Na ten dziennik czekaliśmy długie lata. Miron Białoszewski wskazał dokładną datę, kiedy książka będzie mogła się w całości ukazać. Na początku 2012 roku osławiony tekst do księgarni trafił jakby w dwóch tomach: jednym jest on sam, a drugim jest praca "Człowiek Miron" Tadeusza Sobolewskiego.
Sam Tadeusz Sobolewski określa swoją książkę właśnie jako klucz do "Tajnego dziennika". I rzeczywiście, "Człowiek Miron" oferuje czytelnikowi między innymi rozszyfrowanie niektórych postaci. Są tu jednak również wspomnienia autora, wieloletniego przyjaciela Białoszewskiego, ponadto znajdziemy na przykład i nieznane utwory poetyckie Białoszewskiego.

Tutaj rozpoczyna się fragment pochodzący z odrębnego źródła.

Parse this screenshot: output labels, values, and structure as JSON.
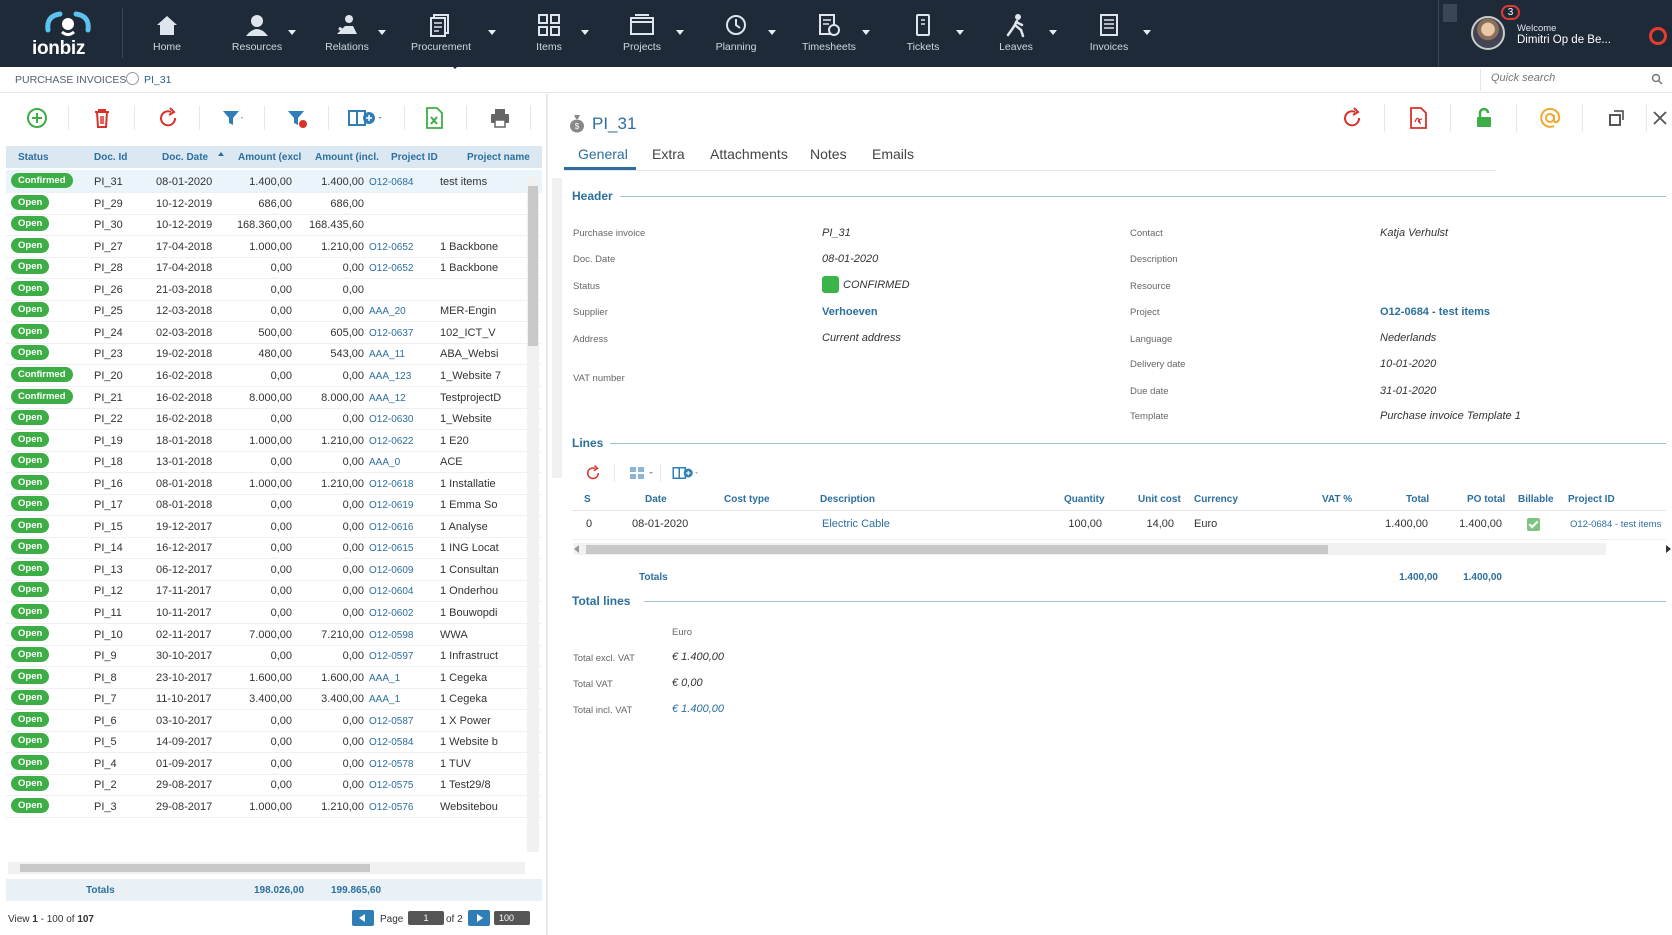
{
  "app": {
    "logo_text": "ionbiz",
    "nav": [
      {
        "label": "Home",
        "icon": "home-icon"
      },
      {
        "label": "Resources",
        "icon": "resources-icon"
      },
      {
        "label": "Relations",
        "icon": "relations-icon"
      },
      {
        "label": "Procurement",
        "icon": "procurement-icon"
      },
      {
        "label": "Items",
        "icon": "items-icon"
      },
      {
        "label": "Projects",
        "icon": "projects-icon"
      },
      {
        "label": "Planning",
        "icon": "planning-icon"
      },
      {
        "label": "Timesheets",
        "icon": "timesheets-icon"
      },
      {
        "label": "Tickets",
        "icon": "tickets-icon"
      },
      {
        "label": "Leaves",
        "icon": "leaves-icon"
      },
      {
        "label": "Invoices",
        "icon": "invoices-icon"
      }
    ],
    "user": {
      "welcome": "Welcome",
      "name": "Dimitri Op de Be...",
      "notifications": "3"
    }
  },
  "breadcrumb": {
    "section": "PURCHASE INVOICES",
    "current": "PI_31"
  },
  "search": {
    "placeholder": "Quick search"
  },
  "grid": {
    "columns": [
      "Status",
      "Doc. Id",
      "Doc. Date",
      "Amount (excl",
      "Amount (incl.",
      "Project ID",
      "Project name"
    ],
    "rows": [
      {
        "status": "Confirmed",
        "id": "PI_31",
        "date": "08-01-2020",
        "excl": "1.400,00",
        "incl": "1.400,00",
        "pid": "O12-0684",
        "pname": "test items"
      },
      {
        "status": "Open",
        "id": "PI_29",
        "date": "10-12-2019",
        "excl": "686,00",
        "incl": "686,00",
        "pid": "",
        "pname": ""
      },
      {
        "status": "Open",
        "id": "PI_30",
        "date": "10-12-2019",
        "excl": "168.360,00",
        "incl": "168.435,60",
        "pid": "",
        "pname": ""
      },
      {
        "status": "Open",
        "id": "PI_27",
        "date": "17-04-2018",
        "excl": "1.000,00",
        "incl": "1.210,00",
        "pid": "O12-0652",
        "pname": "1 Backbone"
      },
      {
        "status": "Open",
        "id": "PI_28",
        "date": "17-04-2018",
        "excl": "0,00",
        "incl": "0,00",
        "pid": "O12-0652",
        "pname": "1 Backbone"
      },
      {
        "status": "Open",
        "id": "PI_26",
        "date": "21-03-2018",
        "excl": "0,00",
        "incl": "0,00",
        "pid": "",
        "pname": ""
      },
      {
        "status": "Open",
        "id": "PI_25",
        "date": "12-03-2018",
        "excl": "0,00",
        "incl": "0,00",
        "pid": "AAA_20",
        "pname": "MER-Engin"
      },
      {
        "status": "Open",
        "id": "PI_24",
        "date": "02-03-2018",
        "excl": "500,00",
        "incl": "605,00",
        "pid": "O12-0637",
        "pname": "102_ICT_V"
      },
      {
        "status": "Open",
        "id": "PI_23",
        "date": "19-02-2018",
        "excl": "480,00",
        "incl": "543,00",
        "pid": "AAA_11",
        "pname": "ABA_Websi"
      },
      {
        "status": "Confirmed",
        "id": "PI_20",
        "date": "16-02-2018",
        "excl": "0,00",
        "incl": "0,00",
        "pid": "AAA_123",
        "pname": "1_Website 7"
      },
      {
        "status": "Confirmed",
        "id": "PI_21",
        "date": "16-02-2018",
        "excl": "8.000,00",
        "incl": "8.000,00",
        "pid": "AAA_12",
        "pname": "TestprojectD"
      },
      {
        "status": "Open",
        "id": "PI_22",
        "date": "16-02-2018",
        "excl": "0,00",
        "incl": "0,00",
        "pid": "O12-0630",
        "pname": "1_Website"
      },
      {
        "status": "Open",
        "id": "PI_19",
        "date": "18-01-2018",
        "excl": "1.000,00",
        "incl": "1.210,00",
        "pid": "O12-0622",
        "pname": "1 E20"
      },
      {
        "status": "Open",
        "id": "PI_18",
        "date": "13-01-2018",
        "excl": "0,00",
        "incl": "0,00",
        "pid": "AAA_0",
        "pname": "ACE"
      },
      {
        "status": "Open",
        "id": "PI_16",
        "date": "08-01-2018",
        "excl": "1.000,00",
        "incl": "1.210,00",
        "pid": "O12-0618",
        "pname": "1 Installatie"
      },
      {
        "status": "Open",
        "id": "PI_17",
        "date": "08-01-2018",
        "excl": "0,00",
        "incl": "0,00",
        "pid": "O12-0619",
        "pname": "1 Emma So"
      },
      {
        "status": "Open",
        "id": "PI_15",
        "date": "19-12-2017",
        "excl": "0,00",
        "incl": "0,00",
        "pid": "O12-0616",
        "pname": "1 Analyse"
      },
      {
        "status": "Open",
        "id": "PI_14",
        "date": "16-12-2017",
        "excl": "0,00",
        "incl": "0,00",
        "pid": "O12-0615",
        "pname": "1 ING Locat"
      },
      {
        "status": "Open",
        "id": "PI_13",
        "date": "06-12-2017",
        "excl": "0,00",
        "incl": "0,00",
        "pid": "O12-0609",
        "pname": "1 Consultan"
      },
      {
        "status": "Open",
        "id": "PI_12",
        "date": "17-11-2017",
        "excl": "0,00",
        "incl": "0,00",
        "pid": "O12-0604",
        "pname": "1 Onderhou"
      },
      {
        "status": "Open",
        "id": "PI_11",
        "date": "10-11-2017",
        "excl": "0,00",
        "incl": "0,00",
        "pid": "O12-0602",
        "pname": "1 Bouwopdi"
      },
      {
        "status": "Open",
        "id": "PI_10",
        "date": "02-11-2017",
        "excl": "7.000,00",
        "incl": "7.210,00",
        "pid": "O12-0598",
        "pname": "WWA"
      },
      {
        "status": "Open",
        "id": "PI_9",
        "date": "30-10-2017",
        "excl": "0,00",
        "incl": "0,00",
        "pid": "O12-0597",
        "pname": "1 Infrastruct"
      },
      {
        "status": "Open",
        "id": "PI_8",
        "date": "23-10-2017",
        "excl": "1.600,00",
        "incl": "1.600,00",
        "pid": "AAA_1",
        "pname": "1 Cegeka"
      },
      {
        "status": "Open",
        "id": "PI_7",
        "date": "11-10-2017",
        "excl": "3.400,00",
        "incl": "3.400,00",
        "pid": "AAA_1",
        "pname": "1 Cegeka"
      },
      {
        "status": "Open",
        "id": "PI_6",
        "date": "03-10-2017",
        "excl": "0,00",
        "incl": "0,00",
        "pid": "O12-0587",
        "pname": "1 X Power"
      },
      {
        "status": "Open",
        "id": "PI_5",
        "date": "14-09-2017",
        "excl": "0,00",
        "incl": "0,00",
        "pid": "O12-0584",
        "pname": "1 Website b"
      },
      {
        "status": "Open",
        "id": "PI_4",
        "date": "01-09-2017",
        "excl": "0,00",
        "incl": "0,00",
        "pid": "O12-0578",
        "pname": "1 TUV"
      },
      {
        "status": "Open",
        "id": "PI_2",
        "date": "29-08-2017",
        "excl": "0,00",
        "incl": "0,00",
        "pid": "O12-0575",
        "pname": "1 Test29/8"
      },
      {
        "status": "Open",
        "id": "PI_3",
        "date": "29-08-2017",
        "excl": "1.000,00",
        "incl": "1.210,00",
        "pid": "O12-0576",
        "pname": "Websitebou"
      }
    ],
    "totals": {
      "label": "Totals",
      "excl": "198.026,00",
      "incl": "199.865,60"
    },
    "pager": {
      "view_prefix": "View ",
      "view_from": "1",
      "view_mid": " - 100 of ",
      "view_total": "107",
      "page_label": "Page",
      "page": "1",
      "of_label": "of 2",
      "page_size": "100"
    }
  },
  "detail": {
    "title": "PI_31",
    "tabs": [
      "General",
      "Extra",
      "Attachments",
      "Notes",
      "Emails"
    ],
    "header_title": "Header",
    "fields_left": [
      {
        "label": "Purchase invoice",
        "value": "PI_31"
      },
      {
        "label": "Doc. Date",
        "value": "08-01-2020"
      },
      {
        "label": "Status",
        "value": "CONFIRMED"
      },
      {
        "label": "Supplier",
        "value": "Verhoeven"
      },
      {
        "label": "Address",
        "value": "Current address"
      },
      {
        "label": "VAT number",
        "value": ""
      }
    ],
    "fields_right": [
      {
        "label": "Contact",
        "value": "Katja Verhulst"
      },
      {
        "label": "Description",
        "value": ""
      },
      {
        "label": "Resource",
        "value": ""
      },
      {
        "label": "Project",
        "value": "O12-0684 - test items"
      },
      {
        "label": "Language",
        "value": "Nederlands"
      },
      {
        "label": "Delivery date",
        "value": "10-01-2020"
      },
      {
        "label": "Due date",
        "value": "31-01-2020"
      },
      {
        "label": "Template",
        "value": "Purchase invoice Template 1"
      }
    ],
    "lines_title": "Lines",
    "lines_columns": [
      "S",
      "Date",
      "Cost type",
      "Description",
      "Quantity",
      "Unit cost",
      "Currency",
      "VAT %",
      "Total",
      "PO total",
      "Billable",
      "Project ID"
    ],
    "lines": [
      {
        "s": "0",
        "date": "08-01-2020",
        "cost_type": "",
        "description": "Electric Cable",
        "quantity": "100,00",
        "unit_cost": "14,00",
        "currency": "Euro",
        "vat": "",
        "total": "1.400,00",
        "po_total": "1.400,00",
        "project": "O12-0684 - test items"
      }
    ],
    "lines_totals": {
      "label": "Totals",
      "total": "1.400,00",
      "po_total": "1.400,00"
    },
    "total_lines_title": "Total lines",
    "total_lines_currency": "Euro",
    "total_lines": [
      {
        "label": "Total excl. VAT",
        "value": "€ 1.400,00"
      },
      {
        "label": "Total VAT",
        "value": "€ 0,00"
      },
      {
        "label": "Total incl. VAT",
        "value": "€ 1.400,00"
      }
    ]
  },
  "colors": {
    "topbar": "#1f2a38",
    "accent": "#2c6f9e",
    "status_green": "#3cae45",
    "danger": "#e63b2e"
  }
}
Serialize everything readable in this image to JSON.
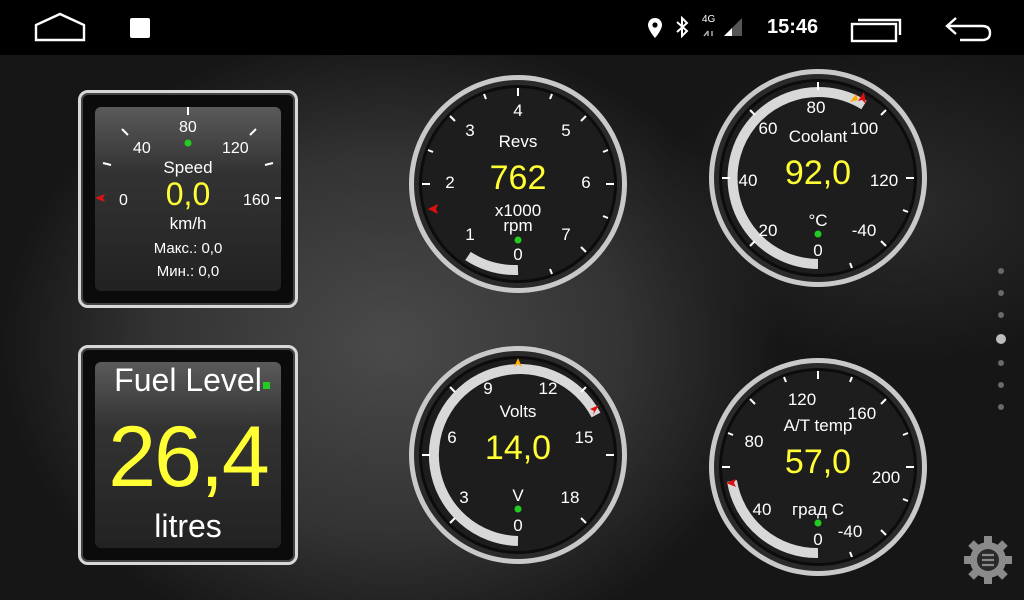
{
  "status_bar": {
    "time": "15:46",
    "network": "4G",
    "icons": [
      "home-icon",
      "recent-apps-square-icon",
      "location-pin-icon",
      "bluetooth-icon",
      "signal-icon",
      "multi-window-icon",
      "back-icon"
    ]
  },
  "speed": {
    "title": "Speed",
    "value": "0,0",
    "unit": "km/h",
    "max_text": "Макс.: 0,0",
    "min_text": "Мин.: 0,0",
    "ticks": [
      "0",
      "40",
      "80",
      "120",
      "160"
    ]
  },
  "revs": {
    "title": "Revs",
    "value": "762",
    "unit": "x1000",
    "unit2": "rpm",
    "zero": "0",
    "ticks": [
      "0",
      "1",
      "2",
      "3",
      "4",
      "5",
      "6",
      "7"
    ]
  },
  "coolant": {
    "title": "Coolant",
    "value": "92,0",
    "unit": "°C",
    "zero": "0",
    "ticks": [
      "-40",
      "20",
      "40",
      "60",
      "80",
      "100",
      "120"
    ]
  },
  "fuel": {
    "title": "Fuel Level",
    "value": "26,4",
    "unit": "litres"
  },
  "volts": {
    "title": "Volts",
    "value": "14,0",
    "unit": "V",
    "zero": "0",
    "ticks": [
      "3",
      "6",
      "9",
      "12",
      "15",
      "18"
    ]
  },
  "at_temp": {
    "title": "A/T temp",
    "value": "57,0",
    "unit": "град С",
    "zero": "0",
    "ticks": [
      "-40",
      "40",
      "80",
      "120",
      "160",
      "200"
    ]
  },
  "colors": {
    "value_yellow": "#ffff33",
    "indicator_green": "#22cc22",
    "marker_red": "#e01010",
    "marker_orange": "#ffaa00"
  },
  "pager": {
    "count": 7,
    "active_index": 3
  }
}
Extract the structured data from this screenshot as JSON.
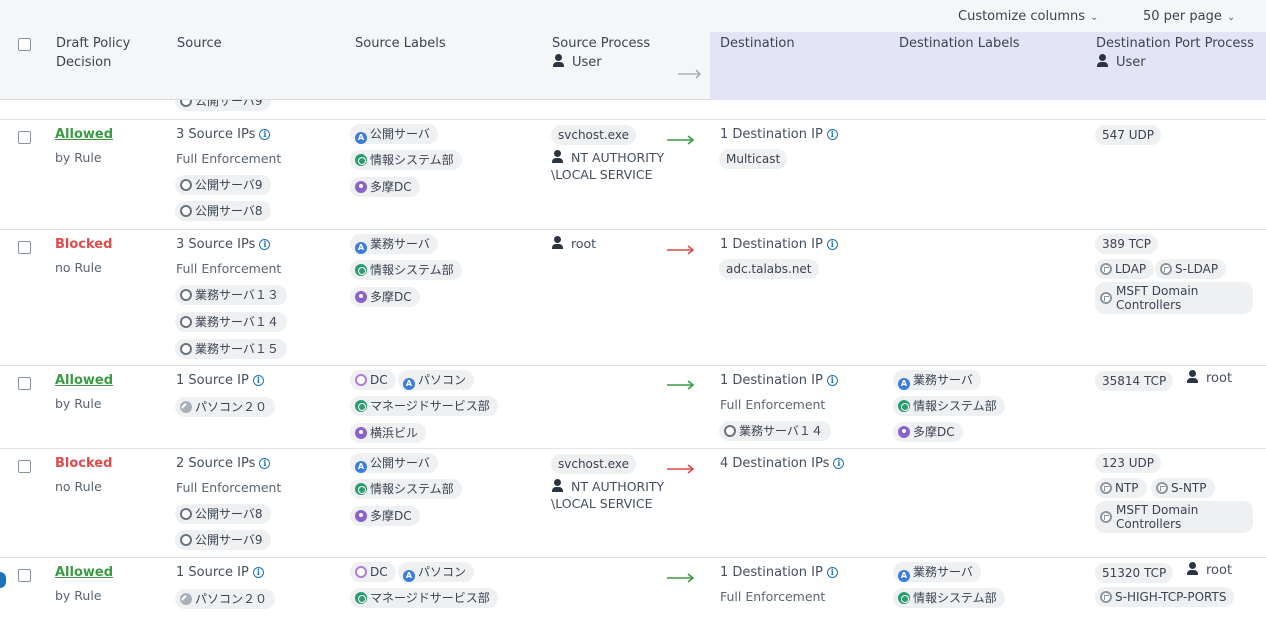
{
  "toolbar": {
    "customize_columns": "Customize columns",
    "per_page": "50 per page"
  },
  "columns": {
    "decision": "Draft Policy\nDecision",
    "source": "Source",
    "source_labels": "Source Labels",
    "source_process": "Source Process",
    "source_user": "User",
    "destination": "Destination",
    "destination_labels": "Destination Labels",
    "destination_port_process": "Destination Port Process",
    "destination_user": "User"
  },
  "peek_row": {
    "workload": "公開サーバ9"
  },
  "colors": {
    "allowed": "#3b9b45",
    "blocked": "#e14b4b",
    "destination_header_bg": "#e4e4f7",
    "info_icon": "#1b73b9"
  },
  "rows": [
    {
      "decision": "Allowed",
      "decision_sub": "by Rule",
      "arrow": "green",
      "source_count": "3 Source IPs",
      "source_enforcement": "Full Enforcement",
      "source_workloads": [
        "公開サーバ9",
        "公開サーバ8"
      ],
      "source_labels": [
        {
          "icon": "role-icon",
          "text": "公開サーバ"
        },
        {
          "icon": "app-icon",
          "text": "情報システム部"
        },
        {
          "icon": "location-icon",
          "text": "多摩DC"
        }
      ],
      "process": "svchost.exe",
      "user": "NT AUTHORITY\\LOCAL SERVICE",
      "dest_count": "1 Destination IP",
      "dest_tag": "Multicast",
      "port": "547 UDP"
    },
    {
      "decision": "Blocked",
      "decision_sub": "no Rule",
      "arrow": "red",
      "source_count": "3 Source IPs",
      "source_enforcement": "Full Enforcement",
      "source_workloads": [
        "業務サーバ１３",
        "業務サーバ１４",
        "業務サーバ１５"
      ],
      "source_labels": [
        {
          "icon": "role-icon",
          "text": "業務サーバ"
        },
        {
          "icon": "app-icon",
          "text": "情報システム部"
        },
        {
          "icon": "location-icon",
          "text": "多摩DC"
        }
      ],
      "user": "root",
      "dest_count": "1 Destination IP",
      "dest_tag": "adc.talabs.net",
      "port": "389 TCP",
      "services": [
        "LDAP",
        "S-LDAP"
      ],
      "service_multi": "MSFT Domain Controllers"
    },
    {
      "decision": "Allowed",
      "decision_sub": "by Rule",
      "arrow": "green",
      "source_count": "1 Source IP",
      "source_workloads": [
        "パソコン２０"
      ],
      "source_labels": [
        {
          "icon": "env-icon",
          "text": "DC"
        },
        {
          "icon": "role-icon",
          "text": "パソコン"
        },
        {
          "icon": "app-icon",
          "text": "マネージドサービス部"
        },
        {
          "icon": "location-icon",
          "text": "横浜ビル"
        }
      ],
      "dest_count": "1 Destination IP",
      "dest_enforcement": "Full Enforcement",
      "dest_workload": "業務サーバ１４",
      "dest_labels": [
        {
          "icon": "role-icon",
          "text": "業務サーバ"
        },
        {
          "icon": "app-icon",
          "text": "情報システム部"
        },
        {
          "icon": "location-icon",
          "text": "多摩DC"
        }
      ],
      "port": "35814 TCP",
      "dest_user": "root"
    },
    {
      "decision": "Blocked",
      "decision_sub": "no Rule",
      "arrow": "red",
      "source_count": "2 Source IPs",
      "source_enforcement": "Full Enforcement",
      "source_workloads": [
        "公開サーバ8",
        "公開サーバ9"
      ],
      "source_labels": [
        {
          "icon": "role-icon",
          "text": "公開サーバ"
        },
        {
          "icon": "app-icon",
          "text": "情報システム部"
        },
        {
          "icon": "location-icon",
          "text": "多摩DC"
        }
      ],
      "process": "svchost.exe",
      "user": "NT AUTHORITY\\LOCAL SERVICE",
      "dest_count": "4 Destination IPs",
      "port": "123 UDP",
      "services": [
        "NTP",
        "S-NTP"
      ],
      "service_multi": "MSFT Domain Controllers"
    },
    {
      "decision": "Allowed",
      "decision_sub": "by Rule",
      "arrow": "green",
      "source_count": "1 Source IP",
      "source_workloads": [
        "パソコン２０"
      ],
      "source_labels": [
        {
          "icon": "env-icon",
          "text": "DC"
        },
        {
          "icon": "role-icon",
          "text": "パソコン"
        },
        {
          "icon": "app-icon",
          "text": "マネージドサービス部"
        }
      ],
      "dest_count": "1 Destination IP",
      "dest_enforcement": "Full Enforcement",
      "dest_labels": [
        {
          "icon": "role-icon",
          "text": "業務サーバ"
        },
        {
          "icon": "app-icon",
          "text": "情報システム部"
        }
      ],
      "port": "51320 TCP",
      "dest_user": "root",
      "services": [
        "S-HIGH-TCP-PORTS"
      ]
    }
  ]
}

- To nie jest ani monografia, ani interpretacja, to nie jest książka polonistyczna, to nie jest też mój pamiętni. Wszystkiego po trochu tam jest - przyznaje krytyk i eseista.
O "Tajnym dzienniku" mówi zaś:
- Białoszewski pokazuje w nim siebie obnażonego. Tego który dopiero stworzy inne rzeczy. W "Dzienniku" jest to, co dzieje się z nim pomiędzy pisaniem utworów, kiedy dopiero jakby zbiera natchnienia, zbiera materiał, kiedy zbiera energię od ludzi.
Historyk literatury Adam Poprawa zwraca z kolei uwagę na pewną cechę poety, którą poznajemy także w samym "Dzienniku":
- Smutny, bardzo przejmujący jest dziennikowy zapis Mirona Białoszewskiego - i to jest akurat jeden z ostatnich zapisów - w którym on się skarży, że ludzie nie chcą słuchać. Że wszyscy są nastawieni, na monologi, a nie na słuchanie. On umiał słuchać - z czego był dumny i niektórzy ludzie ze zdumieniem odkrywali, że on innych słucha również.
Rozmowy prowadziła Monika Pilch.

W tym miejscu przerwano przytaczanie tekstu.